Poliks gives best material at Science Café

The Graduate Chemistry Club and the Materials Research Society teamed up on Friday to host an educational seminar on material science.

Tyler Constance/Staff Photographer Chemistry professor Mark Poliks educates the general public on topics such as flexible plastics and silicon wafers in a seminar Friday. The event was held by the Graduate Chemistry Club and the Materials Research Society.

The two groups hosted a “Science Café” for both graduate and undergraduate students that featured Mark Poliks, a chemistry professor and technical director of the Center for Advanced Microelectronics Manufacturing.

Poliks discussed the advances from silicon wafers to flexible plastics and the applications and material composition of flexible electronics.

Megan Fegley, president of the Graduate Chemistry Club and a graduate student studying chemistry, said she believed the café was a success.

“The event was well attended and the audience was very engaged,” Fegley said. “Professor Poliks’ presentation gave the audience a chance to learn about the evolving world of electronics and how flexible, smarter materials such as glass and plastics can be incorporated into a variety of electronic devices.”

The Café was held to coincide with the re-airing of the four-part special “Making Stuff” on the PBS series “Nova.” Each episode in the series was about the science of materials, focusing on making things smarter, cleaner, stronger and smaller.

“It’s about the progression of technology,” Fegley said. “As you can see with all technology, things have become smaller and smarter, all because of the materials they’re made out of and the science behind those materials.”

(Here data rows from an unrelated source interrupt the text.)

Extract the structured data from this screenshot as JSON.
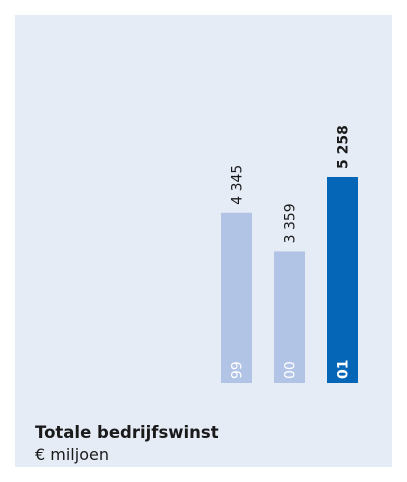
{
  "chart_data": {
    "type": "bar",
    "title": "Totale bedrijfswinst",
    "subtitle": "€ miljoen",
    "categories": [
      "99",
      "00",
      "01"
    ],
    "values": [
      4345,
      3359,
      5258
    ],
    "value_labels": [
      "4 345",
      "3 359",
      "5 258"
    ],
    "highlight_index": 2,
    "colors": {
      "bar": "#b2c4e6",
      "highlight": "#0566b8",
      "panel": "#e6ecf6",
      "text": "#1a1a1a"
    },
    "ylim": [
      0,
      5258
    ],
    "grid": false,
    "legend": "none"
  }
}
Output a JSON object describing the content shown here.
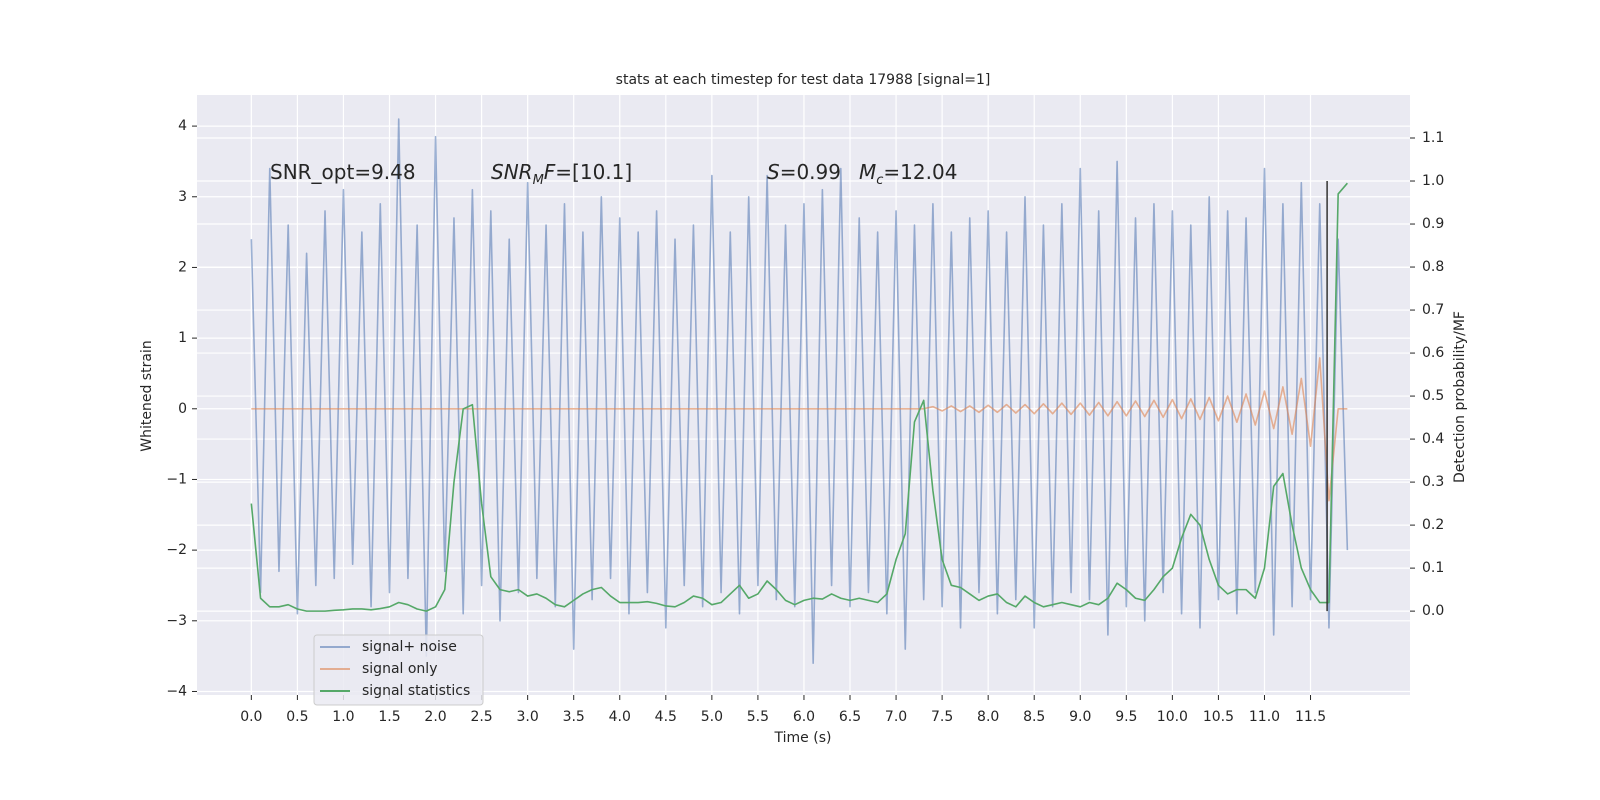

According to Melody Tianchan Jiang, president of the Binghamton University student chapter of the Materials Research Society, material science is the study of all kinds of materials and their applications.

“These materials are used to create anything from nanotechnology to medical technology,” Jiang said.

Fegley said the goal of the café was to promote material science to the general public and display how it is applicable to everyday life.

“Materials are in everyday life and they are really of interest to everyone,” Fegley said. “We can take complex topics and bring them to the general public to help educate them about the materials they use everyday and the science behind those materials.”